I am certainly not alone in recognizing the shortcomings of contracturalism. I gave a couple of the most general criticisms of that approach to justice in my previous Reply.
I do appreciate that someone as well read as you are is taking seriously my immodest proposal for a different approach to justice. I do get frustrated when exchanges like this constantly shift and morph with nothing being resolved, but the exchanges themselves are still worthwhile for me (especially if the person on the other end has done one's reading). I have no doubt that my intellectual project would have benefited from exchanges with someone as willing and as erudite as you are.
Still, I can't help but wonder whether claiming that my writing is beyond someone's ability to understand (which I have gotten from many people) is merely a tactic for avoiding having to acknowledge the validity of what I am saying. Given what I know of myself and what I already know of you, my intellect can't be superior to yours.
For example, you persist in taking "respect" in a way I explicitly reject as pertaining to justice. Given the sufficient condition of justice as mutual respect that the effects of our actions on other people must be taken into account, much less the necessary condition that prohibits killing, harming, coercing, stealing, or manipulating in our relations with all other people, it is surely perfectly clear that neither feudalism nor bondage slavery can be an example of justice. For me, for you to continue to insist on the contrary casts a deep shadow on your critique.
Rawls's book and the academic debate it generated formed the focus of my Master's Thesis. That was forty years ago, though, and I really only remember certain highlights along with general conclusions at which I had arrived at the time.
He was forthright at the start of his book about the place of equality is his approach to justice. He took pains to make clear that he was writing within the Liberal tradition.
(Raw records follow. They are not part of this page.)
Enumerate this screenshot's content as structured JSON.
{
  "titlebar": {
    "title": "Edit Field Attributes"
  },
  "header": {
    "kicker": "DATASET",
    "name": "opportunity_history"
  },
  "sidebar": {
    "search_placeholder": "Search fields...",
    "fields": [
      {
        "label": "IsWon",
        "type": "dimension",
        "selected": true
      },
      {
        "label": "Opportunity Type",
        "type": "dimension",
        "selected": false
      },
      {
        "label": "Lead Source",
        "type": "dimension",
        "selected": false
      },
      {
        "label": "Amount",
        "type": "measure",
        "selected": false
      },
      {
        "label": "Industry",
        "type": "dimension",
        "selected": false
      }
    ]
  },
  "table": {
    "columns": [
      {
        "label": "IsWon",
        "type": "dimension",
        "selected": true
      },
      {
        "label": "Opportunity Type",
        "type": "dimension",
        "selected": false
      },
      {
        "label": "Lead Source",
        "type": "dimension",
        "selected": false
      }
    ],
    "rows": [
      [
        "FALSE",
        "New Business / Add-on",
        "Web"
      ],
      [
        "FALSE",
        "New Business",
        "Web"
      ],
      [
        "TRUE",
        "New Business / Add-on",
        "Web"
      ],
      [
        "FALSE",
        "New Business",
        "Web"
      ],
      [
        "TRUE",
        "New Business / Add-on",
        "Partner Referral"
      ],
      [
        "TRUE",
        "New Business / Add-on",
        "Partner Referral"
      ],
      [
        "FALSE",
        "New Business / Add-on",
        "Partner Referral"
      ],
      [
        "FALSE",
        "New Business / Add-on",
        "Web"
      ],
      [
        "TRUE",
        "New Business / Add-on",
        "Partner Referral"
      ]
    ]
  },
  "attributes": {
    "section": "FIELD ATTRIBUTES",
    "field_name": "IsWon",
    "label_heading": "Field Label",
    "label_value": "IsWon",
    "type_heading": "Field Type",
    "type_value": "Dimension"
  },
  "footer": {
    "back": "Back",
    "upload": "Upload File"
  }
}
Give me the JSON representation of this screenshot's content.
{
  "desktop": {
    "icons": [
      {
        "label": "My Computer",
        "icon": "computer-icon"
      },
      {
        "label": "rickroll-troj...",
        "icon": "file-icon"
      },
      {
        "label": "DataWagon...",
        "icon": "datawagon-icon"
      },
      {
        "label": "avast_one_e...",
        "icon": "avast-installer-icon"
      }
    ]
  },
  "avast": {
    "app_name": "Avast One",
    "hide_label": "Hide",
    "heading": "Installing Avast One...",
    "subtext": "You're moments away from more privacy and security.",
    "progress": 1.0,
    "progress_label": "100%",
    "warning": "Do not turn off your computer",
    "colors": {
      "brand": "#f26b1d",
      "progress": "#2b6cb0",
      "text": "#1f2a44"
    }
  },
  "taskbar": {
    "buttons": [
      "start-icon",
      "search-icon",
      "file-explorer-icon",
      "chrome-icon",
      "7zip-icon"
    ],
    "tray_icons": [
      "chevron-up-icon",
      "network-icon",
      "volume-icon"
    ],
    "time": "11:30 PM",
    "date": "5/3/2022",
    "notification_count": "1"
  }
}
As I see it, in that whole tradition, starting with Locke (for whom the matter of equality was the subject of first of his Treatises), where equality is not explicit it exists implicitly as a precondition for a just society. Moreover, to repeat, a belief in equality generates a requirement of mutual respect. Contracturalism, as a way of generating a form of governance consistent with Liberalism (which Hobbes's contract was not), presumes mutual respect following from an equal standing among the contractors (which even Hobbes's contract did: they all voluntarily agreed to all being subject to a supreme power--which actually would not necessarily be an individual).
It is true that Kant and Hegel did not make equality explicit, but that was the result of their idealism: within Kant's noumenal realm, where the 'essence' of humanness resides, it goes without saying that all are 'equal' by the nature of that realm of immaterial existence. Both Kant and Hegel are universally acknowledged to recognize the place of mutual respect in justice. (Note: to be clear, single quotes connote something like, "if you will," not direct quotes from Kant.)
Kant is often viewed as having gone too far with epistemology (e.g., Michael J. Sandel's Liberalism and the Limits of Justice)--which, as many philosophers have noted, Hegel made his mission to correct without rejecting Kant. I have sought to minimize epistemology and locate justice in ontology--Kant's phenomenal realm--as much as possible. That is where knowledge is possible that we can share without having to take anyone else's word for anything or to make a Kierkegaardian "leap of faith" (of which I take accepting any belief, whether sacral/theological or secular/ideological, to be an example)--which we can only do as an individual; we cannot take anyone else, much less society as a whole, with us when we go internally to any such place.
I have coupled recognizing material reality as the necessary starting point for justice with an emphasis on the practical aspects of governance. What does justice require of us as unavoidably coexisting individuals inescapably generating effects one another? What is a just political process? What is a just economy? Why is the domain of justice (as opposed to morality) limited to those three areas of life? Whatever else might be said of my efforts, I have produced a coherent, consistent answer for those questions.